Piper would need control of his war body’s weapons. Almost negligently, he shunted Inster out of them. The man swore, then tried to fight his way back in through internal processing. The linkage was close and, though the Polity tech had its defences, Piper was able to open a semi-node for the agent’s aug. Programs came to hand, leaping eagerly to his control, and he launched them. Beside him Inster grunted and bowed his head. A second later, a missile exploded just to their right, flipping the war body over. Piper fought for control and sought targets, firing on a rising war body that was spewing missiles towards him. He sliced it with the particle beam and saw it slew to one side then, flipping back over, he dropped. Missiles launched. Targets selected on the ground. And the weapons turrets exploded. A particle beam scored him and he replied with his own, slicing down a remaining turret. He finally made it over the hole Castron had fled into, the dictator’s node dissolving away in the process.
What now?
Piper dropped his war body towards the hole, but then abruptly threw it sideways as something huge came up. Suddenly his war body was jerking through the air on multiple slug impacts – a powerful multi-barrel cannon firing from below. And then the ship rose into sight. Piper gazed at the vessel, reminded of something, but he was too deep into the code and too deep into the battle to find that stray data.

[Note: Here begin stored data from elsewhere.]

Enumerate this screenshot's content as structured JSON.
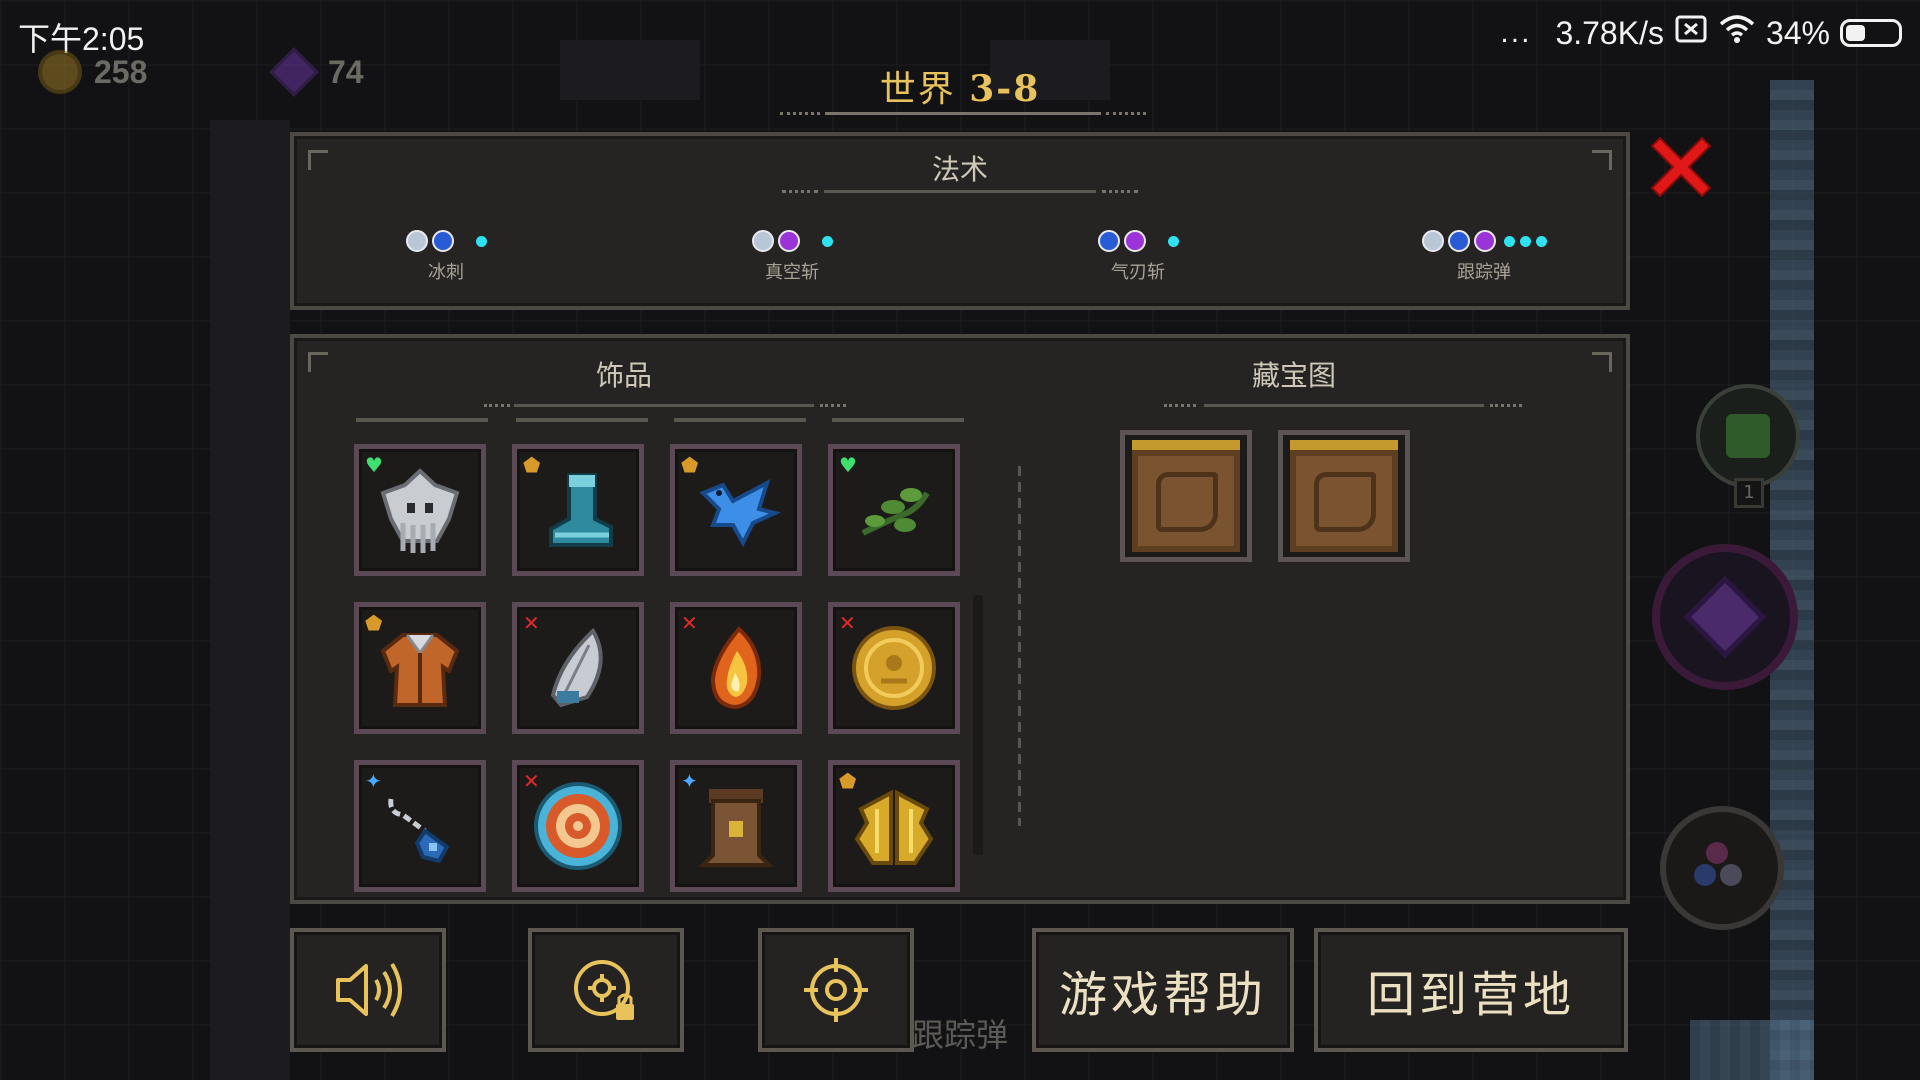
{
  "status_bar": {
    "time": "下午2:05",
    "dots": "...",
    "net_speed": "3.78K/s",
    "battery": "34%"
  },
  "currency": {
    "gold": "258",
    "gems": "74"
  },
  "world": {
    "label": "世界",
    "level": "3-8"
  },
  "spells": {
    "title": "法术",
    "items": [
      {
        "name": "冰刺",
        "runes": [
          "white",
          "blue"
        ],
        "extra": 1
      },
      {
        "name": "真空斩",
        "runes": [
          "white",
          "purple"
        ],
        "extra": 1
      },
      {
        "name": "气刃斩",
        "runes": [
          "blue",
          "purple"
        ],
        "extra": 1
      },
      {
        "name": "跟踪弹",
        "runes": [
          "white",
          "blue",
          "purple"
        ],
        "extra": 3
      }
    ]
  },
  "accessories": {
    "title": "饰品",
    "items": [
      {
        "icon": "skull-helmet-icon",
        "badge": "heart"
      },
      {
        "icon": "boot-icon",
        "badge": "shield"
      },
      {
        "icon": "blue-bird-icon",
        "badge": "shield"
      },
      {
        "icon": "herb-sprig-icon",
        "badge": "heart"
      },
      {
        "icon": "leather-armor-icon",
        "badge": "shield"
      },
      {
        "icon": "silver-feather-icon",
        "badge": "cursed"
      },
      {
        "icon": "fire-crystal-icon",
        "badge": "cursed"
      },
      {
        "icon": "gold-coin-icon",
        "badge": "cursed"
      },
      {
        "icon": "pendant-chain-icon",
        "badge": "spark"
      },
      {
        "icon": "target-shield-icon",
        "badge": "cursed"
      },
      {
        "icon": "scroll-icon",
        "badge": "spark"
      },
      {
        "icon": "golden-wings-icon",
        "badge": "shield"
      }
    ]
  },
  "treasure_maps": {
    "title": "藏宝图",
    "count": 2
  },
  "buttons": {
    "help": "游戏帮助",
    "camp": "回到营地"
  },
  "background_text": "跟踪弹",
  "side_badge": "1",
  "colors": {
    "gold_text": "#e8c35c",
    "panel_bg": "#252422",
    "panel_border": "#4c4944",
    "close_red": "#e01818",
    "spell_cyan": "#2ee2f2"
  }
}
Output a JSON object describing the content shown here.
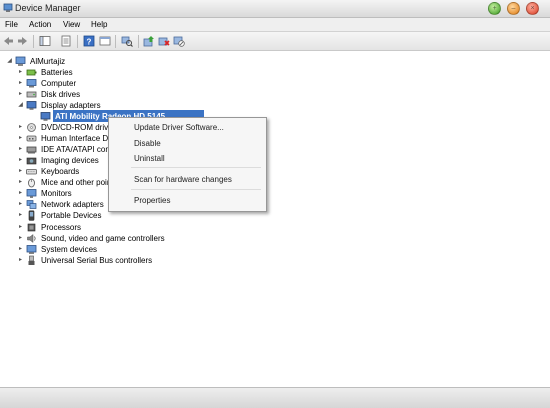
{
  "window": {
    "title": "Device Manager",
    "icon": "device-manager-icon",
    "controls": [
      "maximize",
      "minimize",
      "close"
    ]
  },
  "menubar": {
    "items": [
      "File",
      "Action",
      "View",
      "Help"
    ]
  },
  "toolbar": {
    "buttons": [
      "back-icon",
      "forward-icon",
      "show-hide-tree-icon",
      "properties-icon",
      "help-icon",
      "view-icon",
      "scan-hardware-icon",
      "update-driver-icon",
      "uninstall-icon",
      "disable-icon"
    ]
  },
  "tree": {
    "root": "AlMurtajiz",
    "items": [
      {
        "label": "Batteries",
        "icon": "battery-icon",
        "state": "collapsed"
      },
      {
        "label": "Computer",
        "icon": "computer-icon",
        "state": "collapsed"
      },
      {
        "label": "Disk drives",
        "icon": "disk-drive-icon",
        "state": "collapsed"
      },
      {
        "label": "Display adapters",
        "icon": "display-adapter-icon",
        "state": "expanded"
      },
      {
        "label": "ATI Mobility Radeon HD 5145",
        "icon": "display-adapter-icon",
        "state": "child-selected"
      },
      {
        "label": "DVD/CD-ROM drives",
        "icon": "dvd-drive-icon",
        "state": "collapsed"
      },
      {
        "label": "Human Interface Devices",
        "icon": "hid-icon",
        "state": "collapsed"
      },
      {
        "label": "IDE ATA/ATAPI controllers",
        "icon": "ide-controller-icon",
        "state": "collapsed"
      },
      {
        "label": "Imaging devices",
        "icon": "camera-icon",
        "state": "collapsed"
      },
      {
        "label": "Keyboards",
        "icon": "keyboard-icon",
        "state": "collapsed"
      },
      {
        "label": "Mice and other pointing devices",
        "icon": "mouse-icon",
        "state": "collapsed"
      },
      {
        "label": "Monitors",
        "icon": "monitor-icon",
        "state": "collapsed"
      },
      {
        "label": "Network adapters",
        "icon": "network-adapter-icon",
        "state": "collapsed"
      },
      {
        "label": "Portable Devices",
        "icon": "portable-device-icon",
        "state": "collapsed"
      },
      {
        "label": "Processors",
        "icon": "processor-icon",
        "state": "collapsed"
      },
      {
        "label": "Sound, video and game controllers",
        "icon": "sound-icon",
        "state": "collapsed"
      },
      {
        "label": "System devices",
        "icon": "system-device-icon",
        "state": "collapsed"
      },
      {
        "label": "Universal Serial Bus controllers",
        "icon": "usb-icon",
        "state": "collapsed"
      }
    ]
  },
  "context_menu": {
    "items": [
      "Update Driver Software...",
      "Disable",
      "Uninstall",
      "Scan for hardware changes",
      "Properties"
    ]
  },
  "colors": {
    "selection": "#3b73c4",
    "menu_bg": "#f6f6f6"
  }
}
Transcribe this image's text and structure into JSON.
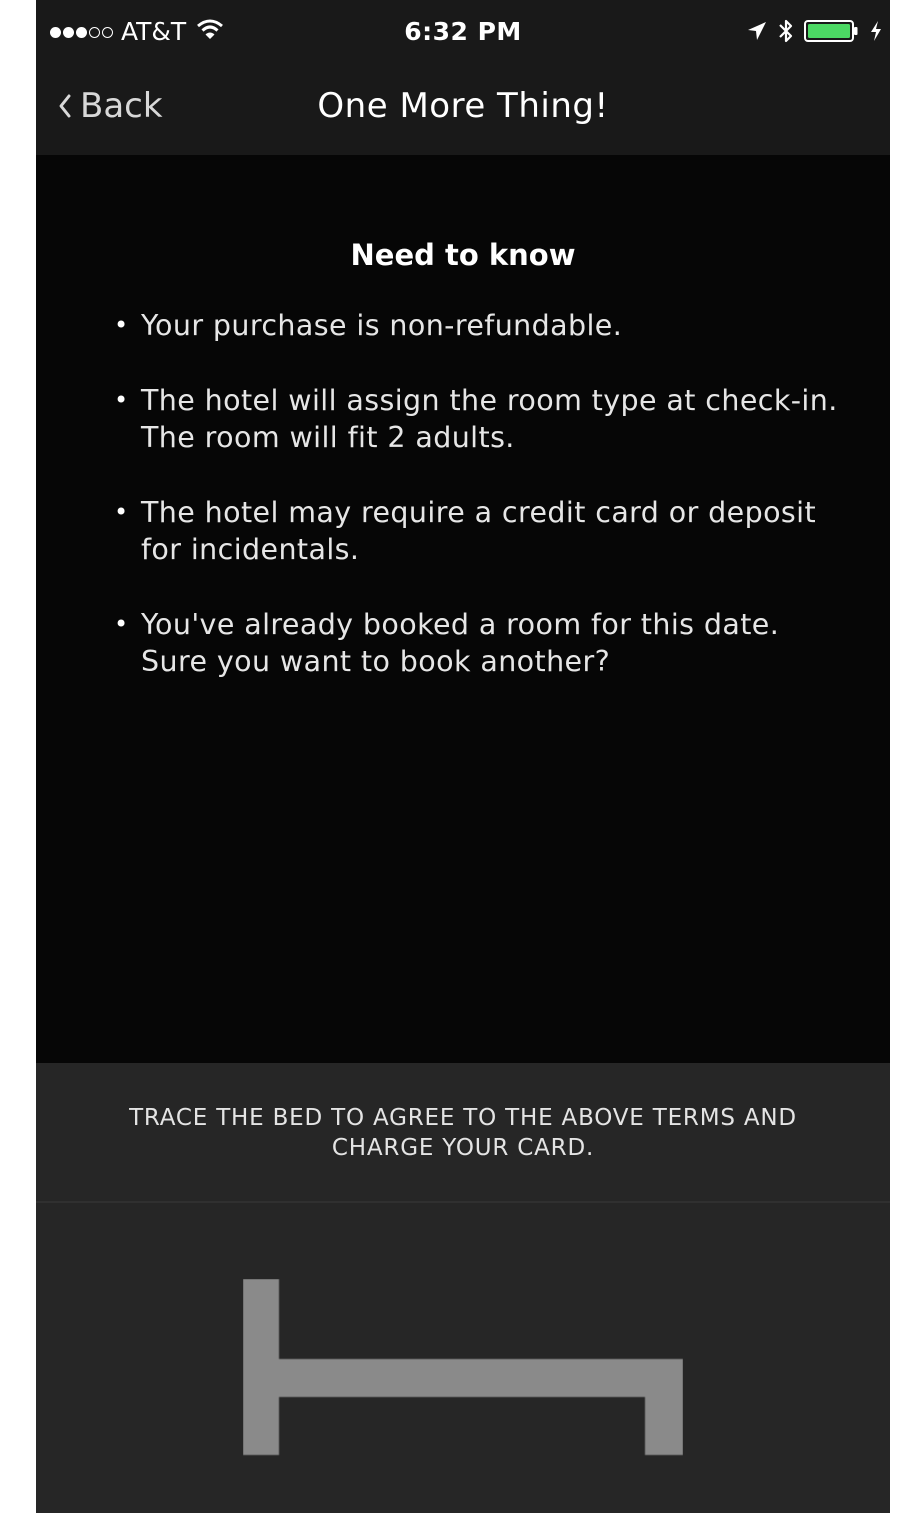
{
  "status_bar": {
    "signal": {
      "filled": 3,
      "total": 5
    },
    "carrier": "AT&T",
    "time": "6:32 PM",
    "battery_percent": 100,
    "icons": [
      "wifi-icon",
      "location-arrow-icon",
      "bluetooth-icon",
      "battery-icon",
      "charging-bolt-icon"
    ]
  },
  "nav": {
    "back_label": "Back",
    "title": "One More Thing!"
  },
  "content": {
    "heading": "Need to know",
    "bullets": [
      "Your purchase is non-refundable.",
      "The hotel will assign the room type at check-in. The room will fit 2 adults.",
      "The hotel may require a credit card or deposit for incidentals.",
      "You've already booked a room for this date. Sure you want to book another?"
    ],
    "bullet_symbol": "•"
  },
  "trace": {
    "instruction": "TRACE THE BED TO AGREE TO THE ABOVE TERMS AND CHARGE YOUR CARD.",
    "icon": "bed-outline-icon"
  },
  "colors": {
    "battery": "#4cd964",
    "bed": "#8a8a8a"
  }
}
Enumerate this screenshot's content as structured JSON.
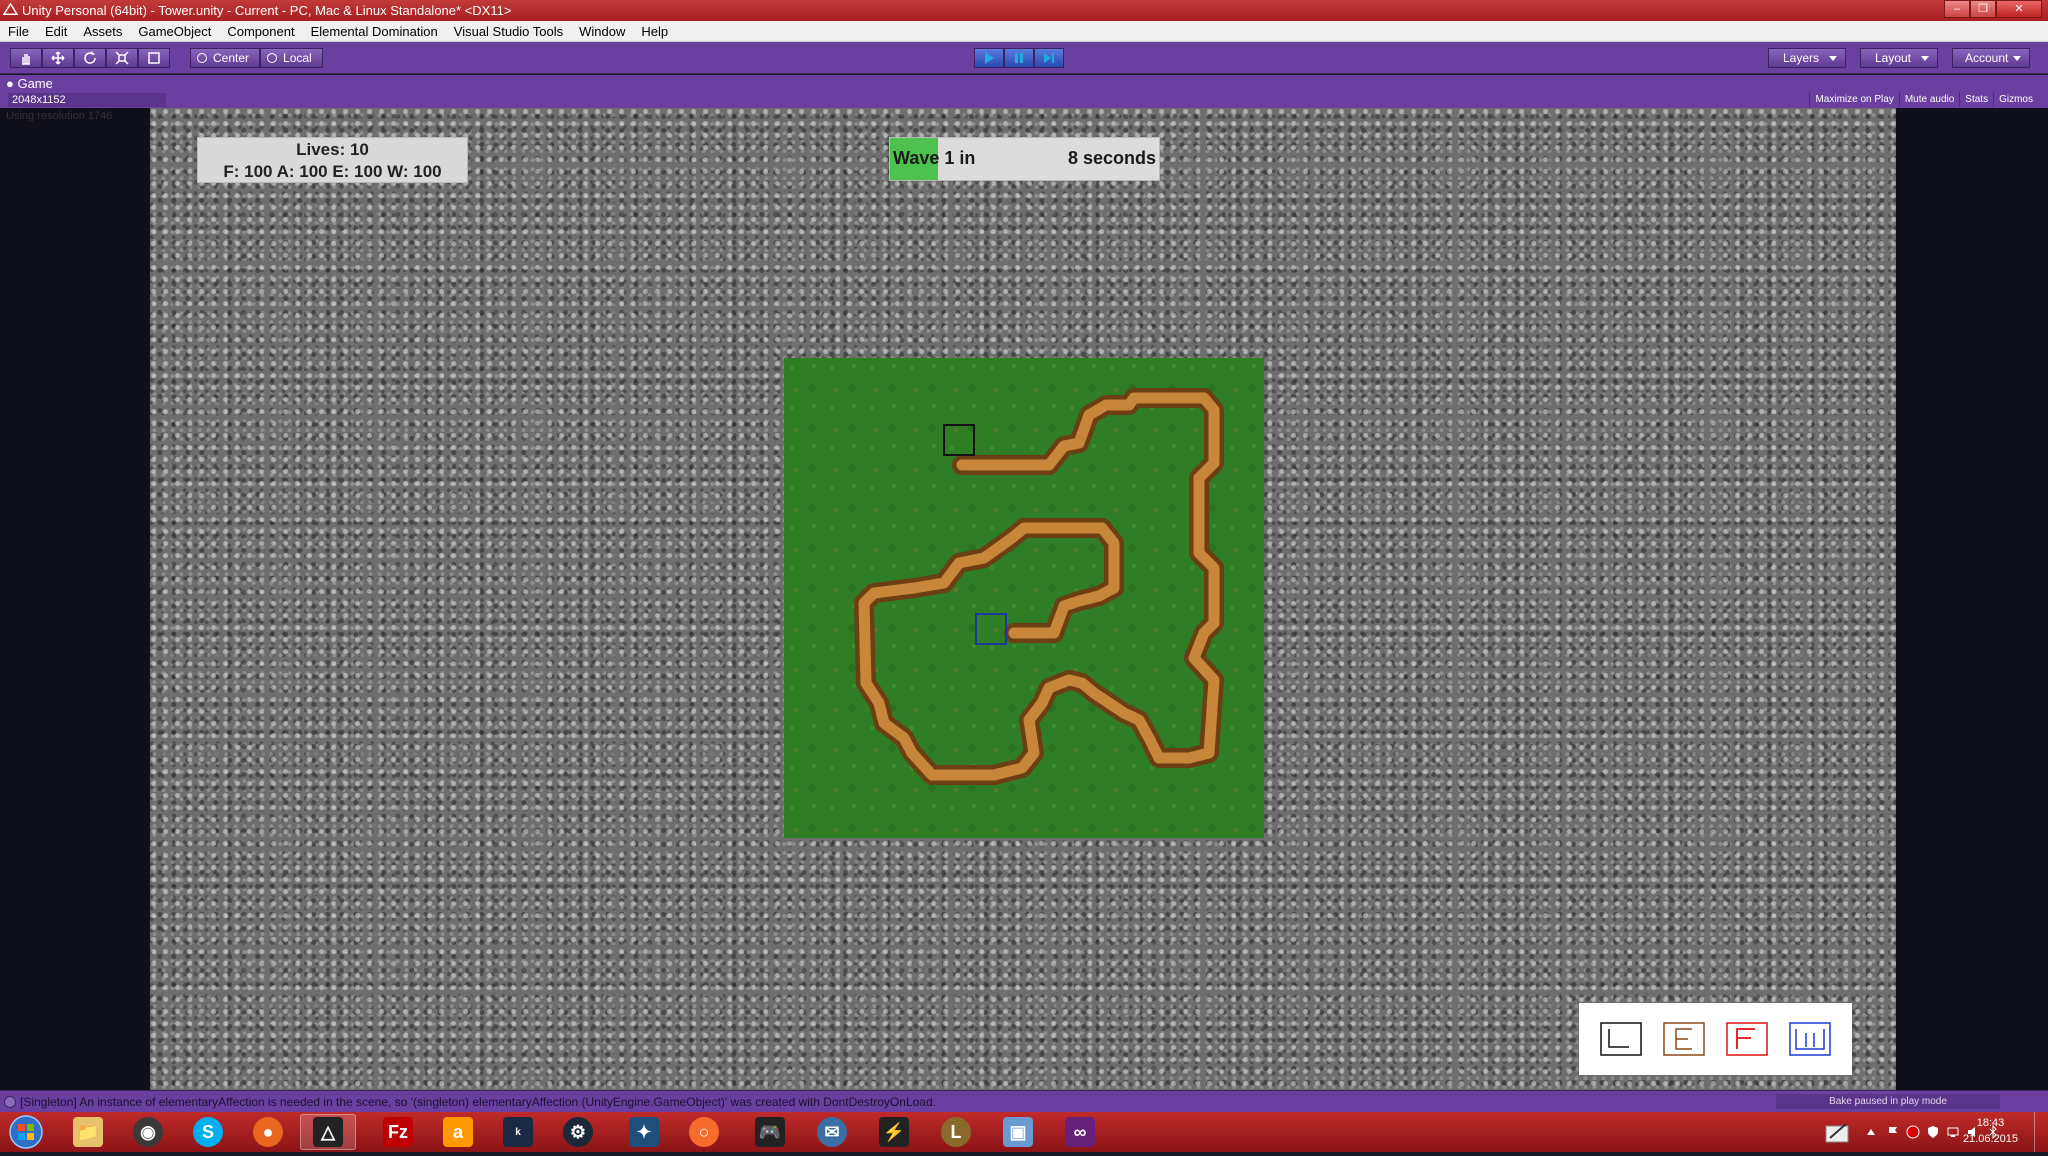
{
  "window": {
    "title": "Unity Personal (64bit) - Tower.unity - Current - PC, Mac & Linux Standalone* <DX11>",
    "controls": [
      "minimize-icon",
      "restore-icon",
      "close-icon"
    ]
  },
  "menu": [
    "File",
    "Edit",
    "Assets",
    "GameObject",
    "Component",
    "Elemental Domination",
    "Visual Studio Tools",
    "Window",
    "Help"
  ],
  "toolbar": {
    "transform_tools": [
      "hand-icon",
      "move-icon",
      "rotate-icon",
      "scale-icon",
      "rect-icon"
    ],
    "pivot_label": "Center",
    "space_label": "Local",
    "play_controls": [
      "play-icon",
      "pause-icon",
      "step-icon"
    ],
    "layers_label": "Layers",
    "layout_label": "Layout",
    "account_label": "Account",
    "accent_color": "#6a3fa0",
    "play_active_color": "#2a4ab0"
  },
  "game_panel": {
    "tab_label": "Game",
    "resolution": "2048x1152",
    "using_resolution": "Using resolution 1746",
    "options": [
      "Maximize on Play",
      "Mute audio",
      "Stats",
      "Gizmos"
    ]
  },
  "hud": {
    "lives_line": "Lives: 10",
    "resources_line": "F: 100 A: 100 E: 100 W: 100",
    "wave_label": "Wave 1 in",
    "wave_time": "8 seconds",
    "wave_progress": 0.18,
    "wave_fill_color": "#4ec24e"
  },
  "map": {
    "grass_color": "#2f7d25",
    "path_color": "#b0702a",
    "markers": [
      {
        "name": "spawn-marker",
        "color": "#111111"
      },
      {
        "name": "base-marker",
        "color": "#1a3aa0"
      }
    ]
  },
  "tower_panel": {
    "towers": [
      {
        "name": "tower-option-earth",
        "color": "#111111"
      },
      {
        "name": "tower-option-air",
        "color": "#8a4a1a"
      },
      {
        "name": "tower-option-fire",
        "color": "#e01010"
      },
      {
        "name": "tower-option-water",
        "color": "#1a3ad0"
      }
    ]
  },
  "status": {
    "message": "[Singleton] An instance of elementaryAffection is needed in the scene, so '(singleton) elementaryAffection (UnityEngine.GameObject)' was created with DontDestroyOnLoad.",
    "right": "Bake paused in play mode"
  },
  "taskbar": {
    "apps": [
      "explorer-icon",
      "media-icon",
      "skype-icon",
      "firefox-icon",
      "unity-icon",
      "filezilla-icon",
      "amazon-icon",
      "kindle-icon",
      "steam-icon",
      "game-icon",
      "origin-icon",
      "gamepad-icon",
      "thunderbird-icon",
      "winamp-icon",
      "league-icon",
      "remote-desktop-icon",
      "visual-studio-icon"
    ],
    "active_app": "unity-icon",
    "time": "18:43",
    "date": "21.06.2015"
  }
}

All he knew, as the ship ascended, was that Castron was getting away. He snarled, looped his war body around and ran for distance. Coming out of the battle, he saw the approaching force on the horizon. He decided he would circle back, firing whatever weapons were remaining to him. He’d ramp up to the maximum acceleration obtainable and, if the weapons didn’t do the job, final impact would.
But then something cold thumped against his forehead. He brought it into focus and saw one of Inster’s flimsy-looking guns – a ‘thin gun’. Despite its appearance, he knew the thing’s lethality: it would burn a hole right through his skull.